Mr Berry says his investigation's primary aim is to establish whether the swaps were marketed "in ways that may have misled customers as to their true risk, nature and suitability".
The regulator had received a large amount of information from complainants and banks and will shortly widen its inquiries, seeking further information from people who have entered into interest rate swaps.
(BusinessDesk)






















Comments and questions7
Let me guess - all 42 complainants have had the market rates go against them?
I fixed a rate a few years back on my mortgage too and the floating rate is now lower. Should I cry about it to the CC too or is it just the farmers in this country that continually get special treatment?
Hang on, do you honestly believe that bank instuments like interest rate swaps are something similar to just fixing your mortgage? By all means, then 'cry to the CC'... But don't let the door bang you in the a*se on the way out.
The effect is exactly the same.
And tonight I'm going to declare my front lawn a 'drought zone', in the hope that I can apply to the government for special taxpayer assistance to replant it...oops, no that only applies to farmers too...
Blued....very similar. A swap taken and left untouched is the same as a fixed mortgage in all aspects except one, it only hedges the base rate not the bank's margins..they never have. and they never will.
Guts of the problem is farmers took them at high levels, as well as doing the same with fixed rate term loans, and had a big opportunity loss with them, the same as they did with fixed rate term loans
Best claim to be a dumb farmer and claim you didn't understand fixed means fixed ...can't blame them for giving it a go. The problem for them now is, the ones truly dumb on it will go back to using fixed rate term loans being scared of swaps, and start locking in for the bank the biggest bank margins (thanks to record funding costs banks are exposed to) that have been around for years...
Dumb is dumb, I guess, but to be fair to them, many of their accountants are even lazier and been guided by the publicity and haven't bothered to check the facts.
The problem is that some of the bankers who were made by their masters to sell them,didn't understand them.
The first banker to introduce me to them told that.
And as a Treasury-based banker said to me one day: "the colleague sitting in the chair next to me got it wrong when he fixed his house mortgage."
A discusion with a Treasury banker on how they arranged a large farm mortgage. We put a dollar each way...one-third on caps,one-third on swaps and one-third on fixed.
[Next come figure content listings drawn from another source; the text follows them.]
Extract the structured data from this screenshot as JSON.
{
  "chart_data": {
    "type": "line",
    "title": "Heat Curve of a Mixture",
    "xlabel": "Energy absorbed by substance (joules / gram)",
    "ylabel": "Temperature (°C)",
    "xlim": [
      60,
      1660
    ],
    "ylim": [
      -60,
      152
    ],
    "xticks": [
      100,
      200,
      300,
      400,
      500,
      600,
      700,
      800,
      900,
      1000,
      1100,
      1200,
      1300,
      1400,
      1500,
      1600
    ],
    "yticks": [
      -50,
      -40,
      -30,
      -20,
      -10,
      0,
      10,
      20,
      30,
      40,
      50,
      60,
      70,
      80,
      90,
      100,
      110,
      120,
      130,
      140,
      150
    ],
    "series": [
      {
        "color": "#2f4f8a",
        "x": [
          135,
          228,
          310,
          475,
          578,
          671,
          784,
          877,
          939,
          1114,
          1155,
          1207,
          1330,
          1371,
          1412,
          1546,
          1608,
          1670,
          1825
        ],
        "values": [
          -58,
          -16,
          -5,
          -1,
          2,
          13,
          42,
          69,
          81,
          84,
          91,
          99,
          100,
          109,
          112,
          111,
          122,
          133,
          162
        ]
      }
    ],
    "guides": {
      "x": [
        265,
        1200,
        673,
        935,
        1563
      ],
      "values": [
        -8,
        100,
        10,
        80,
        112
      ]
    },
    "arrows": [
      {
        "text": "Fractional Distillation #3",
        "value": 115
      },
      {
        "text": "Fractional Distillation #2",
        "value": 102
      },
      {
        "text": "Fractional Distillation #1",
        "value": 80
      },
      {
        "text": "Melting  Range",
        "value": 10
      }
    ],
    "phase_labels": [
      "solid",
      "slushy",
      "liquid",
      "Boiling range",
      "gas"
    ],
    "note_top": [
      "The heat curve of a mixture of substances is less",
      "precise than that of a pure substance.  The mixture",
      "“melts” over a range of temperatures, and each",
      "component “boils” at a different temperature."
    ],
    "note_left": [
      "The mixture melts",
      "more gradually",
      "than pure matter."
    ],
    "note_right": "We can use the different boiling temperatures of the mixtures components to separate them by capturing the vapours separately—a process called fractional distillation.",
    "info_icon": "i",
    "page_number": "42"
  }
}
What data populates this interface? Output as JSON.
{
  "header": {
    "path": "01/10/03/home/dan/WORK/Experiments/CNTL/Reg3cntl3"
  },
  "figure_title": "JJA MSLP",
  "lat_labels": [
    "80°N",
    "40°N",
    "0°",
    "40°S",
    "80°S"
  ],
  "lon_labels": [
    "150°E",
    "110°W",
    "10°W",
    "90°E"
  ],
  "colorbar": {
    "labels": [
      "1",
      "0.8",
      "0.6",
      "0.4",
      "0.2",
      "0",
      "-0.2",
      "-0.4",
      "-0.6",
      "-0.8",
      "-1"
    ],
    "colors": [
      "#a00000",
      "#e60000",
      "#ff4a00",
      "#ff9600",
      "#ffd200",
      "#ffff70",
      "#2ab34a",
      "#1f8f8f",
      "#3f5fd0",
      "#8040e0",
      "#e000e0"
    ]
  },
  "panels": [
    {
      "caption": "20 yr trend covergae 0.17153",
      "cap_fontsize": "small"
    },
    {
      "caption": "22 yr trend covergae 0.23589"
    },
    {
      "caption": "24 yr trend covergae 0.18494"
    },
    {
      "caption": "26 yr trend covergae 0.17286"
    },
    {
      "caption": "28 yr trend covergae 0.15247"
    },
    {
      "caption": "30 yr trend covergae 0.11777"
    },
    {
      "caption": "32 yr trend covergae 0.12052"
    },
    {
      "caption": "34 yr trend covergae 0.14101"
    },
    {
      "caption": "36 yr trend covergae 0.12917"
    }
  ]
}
Hang on a minute. First, unless you ate literally broke, you don't get handouts - in Northland during the last drought 16 out of 2000+ got one and you can bet they were on the way out. Go to the MSD website and check the criteria. Read this to see what a drought declaration means - http://www.fedfarm.org.nz/publications/media-releases/article.asp?id=546.
As for swaps, Bruce Wills is clear misselling is bad but making a duff business decision is absolutely no defence - Bruce's release is here and is worth reading. http://www.fedfarm.org.nz/publications/media-releases/article.asp?id=545
The problem with these instruments is that they allowed the bank to change the rules to their benefit but not the farmers. So it was always going to be the bank that won. Like going to the casino and putting your money on the black jack table only to find the casino changes the rule when it appears that you are going to win.
Bank in the UK are up for BIllions for doing tha same thing.